Progress Stalled

Progress Stalled

While the media were focused on Hillary Clinton's near miss at shattering the ultimate glass ceiling by capturing the White House, years of slow but steady progress for women in congressional and state legislative races also stalled last November.

After Years of Growth, the Number of Women Elected to Key Offices Has Leveled Out

While the media were focused on Hillary Clinton’s near miss at shattering the ultimate glass ceiling by capturing the White House, years of slow but steady progress for women in congressional and state legislative races also stalled last November.

There are 104 women in the 115th Congress, 21 in the Senate and 83 in the House. As Fortune reported in November, that puts the U.S. in the middle of the pack among international parliaments and legislatures, a disappointing showing for a nation that thinks of itself as the world’s leading democracy.

Even worse, a report in USA Today this week indicates that women actually are losing ground in the executive branch. While President Trump still has plenty of jobs to fill, men outnumber women by 2-1 in appointments so far to senior positions on the White House staff. Among 70 top jobs filled to date, only 23 percent have gone to women, the newspaper reported.

“The percentage of women in top White House jobs in previous administrations has ranged from 28% under George W. Bush in 2008 to 52% under Bill Clinton in 2000,” the newspaper said.  Former President Barack Obama, who was criticized early in his presidency for installing a “boys club” of top aides, hired women for 38 percent of top jobs in his first term and jumped to 44 percent after his reelection in 2012.

Trump’s preference for men at the top may be a bow to his political base. The billionaire businessman won the presidency on the strength of his support among men; his percentages beat those recorded by GOP presidential candidates Mitt Romney in 2012 and John McCain in 2008.

But the dominance of men at the White House and the stall in progress toward gender equity in the Congress also are reminders that women seeking to climb the political ladder still face special challenges.

To get an idea of just how much ground women still have to gain if we’re to have a truly representative democracy, check out the website wholeads.us. It’s fairly bursting with data on the demography of our elected leaders. You can learn there how your state stacks up when it comes to electing women and people of color in numbers that fairly reflect their percentage of the total population.
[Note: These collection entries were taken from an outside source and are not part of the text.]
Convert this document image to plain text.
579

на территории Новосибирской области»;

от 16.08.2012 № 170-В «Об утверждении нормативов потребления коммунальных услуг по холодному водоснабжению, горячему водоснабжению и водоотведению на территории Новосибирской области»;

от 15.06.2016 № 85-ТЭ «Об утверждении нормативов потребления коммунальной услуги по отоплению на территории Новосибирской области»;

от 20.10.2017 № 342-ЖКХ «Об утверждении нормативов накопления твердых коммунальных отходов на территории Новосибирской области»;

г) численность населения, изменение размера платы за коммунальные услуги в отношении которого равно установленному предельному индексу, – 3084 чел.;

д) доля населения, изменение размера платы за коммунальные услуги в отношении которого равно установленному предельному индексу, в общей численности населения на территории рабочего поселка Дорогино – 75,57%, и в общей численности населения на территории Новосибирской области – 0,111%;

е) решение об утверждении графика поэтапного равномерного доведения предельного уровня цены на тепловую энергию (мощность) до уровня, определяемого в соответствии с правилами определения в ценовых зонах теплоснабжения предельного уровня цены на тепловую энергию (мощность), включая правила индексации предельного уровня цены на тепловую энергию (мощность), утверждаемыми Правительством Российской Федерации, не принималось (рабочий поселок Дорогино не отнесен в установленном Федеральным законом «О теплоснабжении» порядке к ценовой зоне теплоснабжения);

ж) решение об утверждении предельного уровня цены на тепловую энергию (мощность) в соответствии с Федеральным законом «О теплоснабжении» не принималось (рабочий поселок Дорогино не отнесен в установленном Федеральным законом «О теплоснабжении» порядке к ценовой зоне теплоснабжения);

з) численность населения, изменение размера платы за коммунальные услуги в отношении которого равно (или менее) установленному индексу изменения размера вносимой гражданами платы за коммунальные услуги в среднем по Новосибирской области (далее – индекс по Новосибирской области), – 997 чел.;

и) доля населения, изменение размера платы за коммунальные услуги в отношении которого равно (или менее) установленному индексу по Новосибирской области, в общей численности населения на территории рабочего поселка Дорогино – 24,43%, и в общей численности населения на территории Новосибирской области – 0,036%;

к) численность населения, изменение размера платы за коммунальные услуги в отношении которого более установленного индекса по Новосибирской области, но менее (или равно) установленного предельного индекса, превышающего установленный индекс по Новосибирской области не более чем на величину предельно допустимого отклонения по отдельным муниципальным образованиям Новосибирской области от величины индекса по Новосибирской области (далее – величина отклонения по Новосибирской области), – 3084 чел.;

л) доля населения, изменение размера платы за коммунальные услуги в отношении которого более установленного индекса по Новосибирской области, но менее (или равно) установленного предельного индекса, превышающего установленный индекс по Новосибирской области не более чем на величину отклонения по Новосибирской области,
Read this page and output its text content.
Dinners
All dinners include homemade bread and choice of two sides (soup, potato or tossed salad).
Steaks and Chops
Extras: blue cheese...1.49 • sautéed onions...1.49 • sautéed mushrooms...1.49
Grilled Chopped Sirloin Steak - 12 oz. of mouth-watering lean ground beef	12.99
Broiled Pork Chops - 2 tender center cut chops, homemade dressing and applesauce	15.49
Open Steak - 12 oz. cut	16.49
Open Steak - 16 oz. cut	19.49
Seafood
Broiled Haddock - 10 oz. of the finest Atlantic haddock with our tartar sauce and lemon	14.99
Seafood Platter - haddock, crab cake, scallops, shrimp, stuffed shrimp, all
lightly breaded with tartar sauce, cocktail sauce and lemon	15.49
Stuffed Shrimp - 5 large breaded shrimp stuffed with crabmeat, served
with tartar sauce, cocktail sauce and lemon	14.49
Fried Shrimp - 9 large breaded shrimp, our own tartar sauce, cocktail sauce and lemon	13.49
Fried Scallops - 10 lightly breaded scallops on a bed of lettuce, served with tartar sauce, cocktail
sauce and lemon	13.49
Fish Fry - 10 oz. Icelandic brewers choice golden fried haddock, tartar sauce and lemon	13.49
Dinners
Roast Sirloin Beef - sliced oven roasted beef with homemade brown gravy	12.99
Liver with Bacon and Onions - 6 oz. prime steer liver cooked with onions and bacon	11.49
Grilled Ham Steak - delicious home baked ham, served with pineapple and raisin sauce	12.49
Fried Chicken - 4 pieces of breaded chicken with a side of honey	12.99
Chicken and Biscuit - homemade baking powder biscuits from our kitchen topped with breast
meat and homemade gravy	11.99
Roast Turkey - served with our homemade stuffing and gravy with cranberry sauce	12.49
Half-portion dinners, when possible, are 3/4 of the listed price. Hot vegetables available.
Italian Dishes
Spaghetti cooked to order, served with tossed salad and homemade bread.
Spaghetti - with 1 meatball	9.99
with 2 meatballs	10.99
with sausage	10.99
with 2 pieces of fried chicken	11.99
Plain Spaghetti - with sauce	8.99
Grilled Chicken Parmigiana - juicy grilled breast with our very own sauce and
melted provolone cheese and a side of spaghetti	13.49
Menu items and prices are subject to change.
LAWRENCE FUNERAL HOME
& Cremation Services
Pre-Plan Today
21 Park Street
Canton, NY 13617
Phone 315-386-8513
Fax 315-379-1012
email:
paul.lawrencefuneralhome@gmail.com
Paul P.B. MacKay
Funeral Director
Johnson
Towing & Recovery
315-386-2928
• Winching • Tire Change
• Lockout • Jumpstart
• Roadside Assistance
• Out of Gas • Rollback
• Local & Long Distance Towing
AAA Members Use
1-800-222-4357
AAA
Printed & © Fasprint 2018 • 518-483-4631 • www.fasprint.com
To explore what’s behind those numbers, check out this study released last November by Common Cause, the Center for Responsive Politics and Representation 2020; it details how individual donors and political action committees underfund women candidates, making it more difficult for them to win and hold office.

The report, “Individual and PAC Giving to Women Candidates,” said the gender gap in political giving is particularly damaging to Republican women. They receive less support from individual donors than do Democratic women, the study concluded, and are more likely than Democrats to be the targets of negative ads paid for by “outside” groups.

Other major findings:

  • Individual donors, while most often men, give equally to male and female congressional candidates, including in open seats.
  • Top Democratic women donors give proportionally more to female candidates than do top male Democratic donors. Gender does not appear to play a role among the largest individual Republican donors; both male and female donors underfund Republican women candidates.
  • PACs give fairly equitably to female incumbents and challengers, but underfund women running in open seats.
  • Membership PACs slightly underfund women, with a large deficit for women running in open seats.
  • Leadership PACs overfund incumbent women but, like other PACs, underfund women running in open seats.
  • A disproportionate amount of outside spending opposes Republican women.